Large Language Models Advance Healthcare and Public Health

By Chloe de Leon

Artificial intelligence (AI) usage exploded in the past three years, with the public release of several large language models (LLMs). As this technology gained public traction, researchers found ways to apply it in healthcare and medicine, transforming the efficiency and outcomes of current systems. Distinguished Professor of Engineering and Director of the Rafik B. Hariri Institute for Computing and Computational Science & Engineering, Yannis Paschalidis (ECE, BME, SE), leads such developments by applying AI models to healthcare and public health. 

Paschalidis and his students work with both more traditional statistical models and neural networks, a type of computational model that consist of many neurons (like the human brain) whose function can be adjusted by setting neuronal weights using large datasets. These models process data and represent complex relationships, mapping the input to some decision, e.g., classifying a patient’s health state. 

Most of their current projects use LLMs, a type of neural network, trained to process and generate text in natural language. LLMs are used in popular tools like ChatGPT, Gemini, Copilot, and Claude.   

“If you go back five, six years ago, before the era of LLMs, people were developing NLP pipelines to process text from electronic health records, which was tedious as one had to build a new pipeline for each use case. LLMs have simplified and greatly improved such development,” Paschalidis said.  

Development of LLMs expands beyond just human, or English, language, according to Paschalidis. He explained that LLM use in computational biology might rely on models trained in protein sequences (the sequence of amino acids defining a protein). 

“People think about language models as human language, right?” Paschalidis said. “That’s not necessarily the only application.” 

Paschalidis’s group works with LLMs and other machine learning models and further trains them with distributionally robust methods. Such methods are better equipped to handle distributional data shifts and optimize worst-case-scenario disturbances in data. 

“The data in real practice that the model is going to be applied to may be somewhat different than the data that you used in order to train the model,” Paschalidis said.  

The final steps of developing the models vary from project to project. New methodologies must be developed as each application of AI presents different challenges, according to Paschalidis. 

One common type of fine-tuning applied to LLMs is using human feedback on the LLM output and a technique called reinforcement learning (RL).  

“[RL from Human Feedback is] the part of the training where you try to align what the model is producing as an output with what a human would like or would prefer a model to produce,” Paschalidis said.  

Projects 

Paschalidis and his students’ LLM development and fine-tuning applies to several topics.
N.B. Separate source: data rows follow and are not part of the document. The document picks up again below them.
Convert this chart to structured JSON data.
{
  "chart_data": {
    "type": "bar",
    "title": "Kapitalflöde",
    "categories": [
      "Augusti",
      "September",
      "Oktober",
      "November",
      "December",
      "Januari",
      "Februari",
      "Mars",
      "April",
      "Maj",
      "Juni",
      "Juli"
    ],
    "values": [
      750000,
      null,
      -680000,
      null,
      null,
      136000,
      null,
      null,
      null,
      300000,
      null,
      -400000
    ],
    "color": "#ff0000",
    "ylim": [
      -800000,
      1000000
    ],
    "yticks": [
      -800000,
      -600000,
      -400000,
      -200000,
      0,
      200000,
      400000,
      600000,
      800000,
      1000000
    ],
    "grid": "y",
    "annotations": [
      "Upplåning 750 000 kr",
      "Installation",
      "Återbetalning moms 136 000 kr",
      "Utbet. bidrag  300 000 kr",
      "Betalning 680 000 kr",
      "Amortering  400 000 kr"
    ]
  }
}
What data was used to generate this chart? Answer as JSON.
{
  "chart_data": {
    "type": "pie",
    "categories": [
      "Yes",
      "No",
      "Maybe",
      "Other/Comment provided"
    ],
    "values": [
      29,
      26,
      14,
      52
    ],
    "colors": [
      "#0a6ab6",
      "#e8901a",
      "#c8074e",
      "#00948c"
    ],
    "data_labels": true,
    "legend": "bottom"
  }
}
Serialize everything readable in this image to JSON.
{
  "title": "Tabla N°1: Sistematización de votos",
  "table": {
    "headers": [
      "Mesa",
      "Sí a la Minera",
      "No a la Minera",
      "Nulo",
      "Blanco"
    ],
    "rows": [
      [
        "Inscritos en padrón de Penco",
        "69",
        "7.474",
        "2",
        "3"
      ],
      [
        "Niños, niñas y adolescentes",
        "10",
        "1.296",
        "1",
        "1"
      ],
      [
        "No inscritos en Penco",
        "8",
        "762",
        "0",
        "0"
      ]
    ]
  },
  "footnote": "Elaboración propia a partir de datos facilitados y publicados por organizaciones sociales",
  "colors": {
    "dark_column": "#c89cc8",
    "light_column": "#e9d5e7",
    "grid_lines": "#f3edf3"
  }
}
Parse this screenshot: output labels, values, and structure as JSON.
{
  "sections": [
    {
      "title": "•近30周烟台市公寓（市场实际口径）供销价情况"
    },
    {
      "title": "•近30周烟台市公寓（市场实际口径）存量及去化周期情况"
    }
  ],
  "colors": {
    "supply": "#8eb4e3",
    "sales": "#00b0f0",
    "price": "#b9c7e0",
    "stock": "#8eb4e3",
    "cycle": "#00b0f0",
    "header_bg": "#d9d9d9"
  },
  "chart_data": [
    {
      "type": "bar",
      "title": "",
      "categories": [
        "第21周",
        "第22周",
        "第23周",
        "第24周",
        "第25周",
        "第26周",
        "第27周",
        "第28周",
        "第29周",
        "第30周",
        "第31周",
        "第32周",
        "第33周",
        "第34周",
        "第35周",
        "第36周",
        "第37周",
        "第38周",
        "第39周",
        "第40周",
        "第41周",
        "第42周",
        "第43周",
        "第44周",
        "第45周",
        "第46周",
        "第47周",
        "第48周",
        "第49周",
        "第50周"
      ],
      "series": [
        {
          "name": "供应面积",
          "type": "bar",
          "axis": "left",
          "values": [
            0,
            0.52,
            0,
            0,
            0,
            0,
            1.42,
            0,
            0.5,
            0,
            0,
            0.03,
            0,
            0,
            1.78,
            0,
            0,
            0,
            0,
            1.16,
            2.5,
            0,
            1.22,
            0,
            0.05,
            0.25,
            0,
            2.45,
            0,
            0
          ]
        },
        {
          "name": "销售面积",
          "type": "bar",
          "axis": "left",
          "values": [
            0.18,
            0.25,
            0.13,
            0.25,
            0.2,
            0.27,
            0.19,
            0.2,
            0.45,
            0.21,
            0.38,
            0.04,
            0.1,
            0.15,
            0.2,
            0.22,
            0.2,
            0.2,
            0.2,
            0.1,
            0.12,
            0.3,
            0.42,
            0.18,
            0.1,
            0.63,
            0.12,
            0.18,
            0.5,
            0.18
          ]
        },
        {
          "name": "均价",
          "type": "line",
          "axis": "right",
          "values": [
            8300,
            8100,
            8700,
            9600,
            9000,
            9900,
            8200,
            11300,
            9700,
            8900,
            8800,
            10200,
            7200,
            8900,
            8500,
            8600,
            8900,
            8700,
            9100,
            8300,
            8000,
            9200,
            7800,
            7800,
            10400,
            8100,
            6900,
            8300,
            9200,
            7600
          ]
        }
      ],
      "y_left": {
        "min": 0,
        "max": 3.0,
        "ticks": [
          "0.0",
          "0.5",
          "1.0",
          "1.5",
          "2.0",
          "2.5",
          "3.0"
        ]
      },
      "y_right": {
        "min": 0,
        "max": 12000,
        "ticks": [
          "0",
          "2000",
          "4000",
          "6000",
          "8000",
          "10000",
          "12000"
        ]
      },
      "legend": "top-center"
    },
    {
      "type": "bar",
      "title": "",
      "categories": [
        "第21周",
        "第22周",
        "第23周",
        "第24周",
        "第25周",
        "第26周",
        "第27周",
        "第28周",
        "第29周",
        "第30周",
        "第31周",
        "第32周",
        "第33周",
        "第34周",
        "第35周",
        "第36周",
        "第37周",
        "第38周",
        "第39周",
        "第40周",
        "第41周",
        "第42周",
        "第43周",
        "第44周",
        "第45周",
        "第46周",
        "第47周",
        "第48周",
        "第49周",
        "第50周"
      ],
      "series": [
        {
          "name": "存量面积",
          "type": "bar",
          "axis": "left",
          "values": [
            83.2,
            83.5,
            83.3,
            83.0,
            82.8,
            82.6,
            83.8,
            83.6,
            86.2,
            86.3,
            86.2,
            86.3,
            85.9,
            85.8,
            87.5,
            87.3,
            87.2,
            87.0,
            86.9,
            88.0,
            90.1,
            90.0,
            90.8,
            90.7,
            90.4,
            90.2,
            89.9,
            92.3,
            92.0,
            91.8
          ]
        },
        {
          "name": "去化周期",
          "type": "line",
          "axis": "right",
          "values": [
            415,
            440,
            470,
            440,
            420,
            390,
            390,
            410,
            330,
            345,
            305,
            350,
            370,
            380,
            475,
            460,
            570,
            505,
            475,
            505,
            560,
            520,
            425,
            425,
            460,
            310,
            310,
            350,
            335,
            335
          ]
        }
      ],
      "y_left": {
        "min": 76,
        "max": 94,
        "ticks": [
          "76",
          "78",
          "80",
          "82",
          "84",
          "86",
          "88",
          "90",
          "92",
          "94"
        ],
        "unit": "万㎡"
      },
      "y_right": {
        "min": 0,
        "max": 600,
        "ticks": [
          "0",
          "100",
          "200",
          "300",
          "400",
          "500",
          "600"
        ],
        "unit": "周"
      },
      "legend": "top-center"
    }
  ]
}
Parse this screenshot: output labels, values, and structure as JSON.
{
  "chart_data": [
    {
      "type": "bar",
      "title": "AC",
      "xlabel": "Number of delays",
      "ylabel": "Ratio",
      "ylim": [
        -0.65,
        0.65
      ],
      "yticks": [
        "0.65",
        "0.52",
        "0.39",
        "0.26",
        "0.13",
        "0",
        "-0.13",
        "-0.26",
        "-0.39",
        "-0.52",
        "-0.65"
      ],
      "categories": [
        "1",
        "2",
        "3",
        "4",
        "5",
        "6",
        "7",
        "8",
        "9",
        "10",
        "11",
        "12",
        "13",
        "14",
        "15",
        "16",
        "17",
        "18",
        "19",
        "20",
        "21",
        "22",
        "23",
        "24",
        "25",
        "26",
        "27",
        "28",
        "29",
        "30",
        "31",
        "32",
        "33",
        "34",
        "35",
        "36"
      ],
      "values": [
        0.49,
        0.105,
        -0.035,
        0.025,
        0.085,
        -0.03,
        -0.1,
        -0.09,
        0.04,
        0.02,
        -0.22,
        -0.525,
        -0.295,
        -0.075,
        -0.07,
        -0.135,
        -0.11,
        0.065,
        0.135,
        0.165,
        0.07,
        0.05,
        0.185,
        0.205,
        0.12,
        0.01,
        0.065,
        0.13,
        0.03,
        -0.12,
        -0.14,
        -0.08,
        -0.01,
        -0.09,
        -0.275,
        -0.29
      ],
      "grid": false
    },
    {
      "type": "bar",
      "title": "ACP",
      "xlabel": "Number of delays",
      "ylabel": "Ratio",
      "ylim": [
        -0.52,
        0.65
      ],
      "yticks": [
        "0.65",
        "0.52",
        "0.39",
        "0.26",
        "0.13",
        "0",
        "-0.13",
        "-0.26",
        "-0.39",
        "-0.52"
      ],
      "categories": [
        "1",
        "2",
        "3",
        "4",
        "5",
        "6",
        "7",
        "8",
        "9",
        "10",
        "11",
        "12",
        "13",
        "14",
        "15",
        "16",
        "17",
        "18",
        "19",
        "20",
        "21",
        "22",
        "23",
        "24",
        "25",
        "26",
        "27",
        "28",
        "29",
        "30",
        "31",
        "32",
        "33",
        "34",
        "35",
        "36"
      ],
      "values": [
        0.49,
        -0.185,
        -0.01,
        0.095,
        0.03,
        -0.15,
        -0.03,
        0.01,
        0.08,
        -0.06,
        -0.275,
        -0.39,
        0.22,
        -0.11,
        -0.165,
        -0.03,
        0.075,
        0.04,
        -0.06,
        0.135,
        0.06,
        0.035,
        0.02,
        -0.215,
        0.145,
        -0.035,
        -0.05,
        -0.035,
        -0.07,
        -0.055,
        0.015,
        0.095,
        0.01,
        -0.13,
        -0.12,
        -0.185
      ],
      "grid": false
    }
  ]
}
Paschalidis described four main areas of interest: Antibody and antigen sequences, medical imaging, recognizing disease events, and Alzheimer’s.  

One project uses an LLM, trained in protein language, to predict how antibodies and antigens might bind.  

“[It is] very useful in many different domains [like] drug development [and] in developing antibodies that can target specific pathways of disease,” Paschalidis said. 

While this research is not getting to the stage of drug development yet, LLMs in this application will help address the variability that exists in protein sequences. The ability to still perform with high levels of variability is also applicable in computer vision model development. Paschalidis explained that vision models have applications in accelerated magnetic resonance imaging (MRI) scans of the brain, in terms of stroke assessment and response.  

These quick MRI scans often contain far more noise, making signs of stroke less apparent. Vision models can be developed specifically for these kinds of projects and identify strokes during the prime intervention period, according to Paschalidis.  

“That helps with triage because in stroke, there’s sort of this golden hour to intervene,” Paschalidis said. “You have much worse outcomes if you don’t intervene within that time period.” 

Training LLMs has also proved useful in public health, with the development of the Biothreats Emergence, Analysis and Communications Network (BEACON) – a new disease outbreak reporting system launched by the BU Center for Emerging Infectious Diseases.    

“It looks for any report about…any disease outbreak that is happening anywhere in the world,” Paschalidis said.  

Any report discovered is processed by a custom LLM trained by Paschalidis and his group. Infectious disease experts review LLM-generated reports on disease events before they are published on the website. Paschalidis is now exploring additional ways to integrate AI into BEACON. 

Paschalidis’s group also uses LLMs to aid in diagnosis and predict conditions such as Alzheimer’s disease. His team trained their model with thousands of recorded neurological exams from the Framingham Heart Study. 

“We use speech recognition to obtain a text transcript of what happened in this exam, and then using large language models we extract features from that text,” Paschalidis said. 

The models can recognize levels of cognitive impairment associated with aging and predict the progression of cognitive decline over a six-year period. Access to large data sets has allowed them to look at other applications like predicting pregnancy and IVF treatment outcomes.  

With LLMs and other AI models making it easier to process human text, their potential applications continue to grow.  

“We communicate as humans by speaking, and we communicate by writing,” Paschalidis said. “Having models that are able to process and understand that is very, very important.”